I was going to suggest some version numbers that Node.js could have gone 
with, but it's not really my place to say something like that. However, 
Node.js appears to have largely ended it's rapid-breakage phase around 
0.4.0 at the latest.

There hasn't been any major overhauls, however I've still come across three 
breakages: Change in handling of buffers, changes in http/https and some 
related crypto and certificate changes, and biggest of all, a change in 
process.on('exit') that completely and totally breaks programs that used 
'child_process'. I think there was also a change in process.nextTick that 
broke some programs. Now maybe some of these were a part of larger 
bugfixes, and the developers didn't realize it broke programs. But even 
still, that doesn't stop you from updating the version number accordingly.
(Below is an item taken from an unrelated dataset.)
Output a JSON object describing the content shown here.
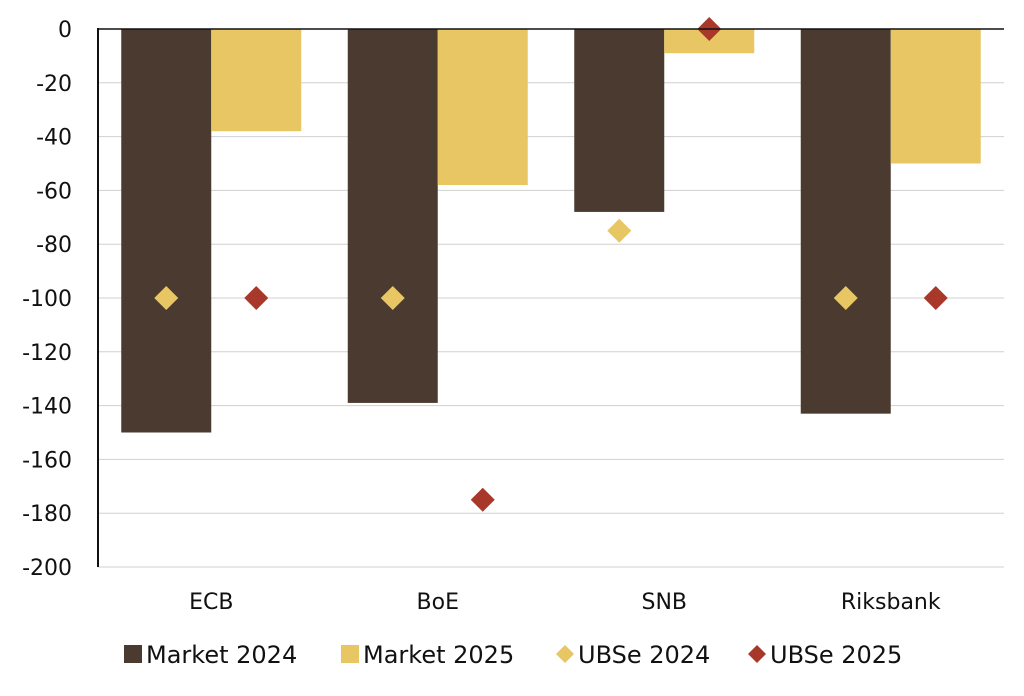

Also note that many of these occurred often in the *very middle* of an 
otherwise "stable" release. There's just no way to guess that 0.8.4 
introduced a breaking change, without knowing what the change was, and 
where it occurred. This is exactly the sort of problem I'm talking about 
that wastes developer time.

On Thursday, September 20, 2012 11:37:27 AM UTC-7, Karl Tiedt wrote:
>
> By this formula, Node has been 1.0+ since day one and never broken 
> backwards compatibility... Its understandable that young projects 
> hover below 1.0 in order to get a more throughly designed API in place 
> (and maybe fix/remove API kinks that were bad ideas at one point in 
> time)... but some would say that 3+ years is kinda pushing that safety 
> net for such a largely used project... 
>
> Essentially anyone familiar with semver would be leery of using Node 
> for a large scale application with the lack of guarantee in backwards 
> compatibility (or they should be without better explanation of the 
> "Node way" of doing things). 
>
> -Karl Tiedt 
>
>
> On Thu, Sep 20, 2012 at 1:24 PM, Tim Caswell 
> <t...@creationix.com<javascript:>> 
> wrote: 
>
> > To convert 
> > node-community-style semver numbers to "official" semver numbers, use 
> > this table. 
> > 
> > 0.0.x -> 0.0.x 
> > x.y.z -> (x + 1).y.z 
> > 
> > So 0.3.14 would be 1.3.14 and 0.0.14 would stay 0.0.14.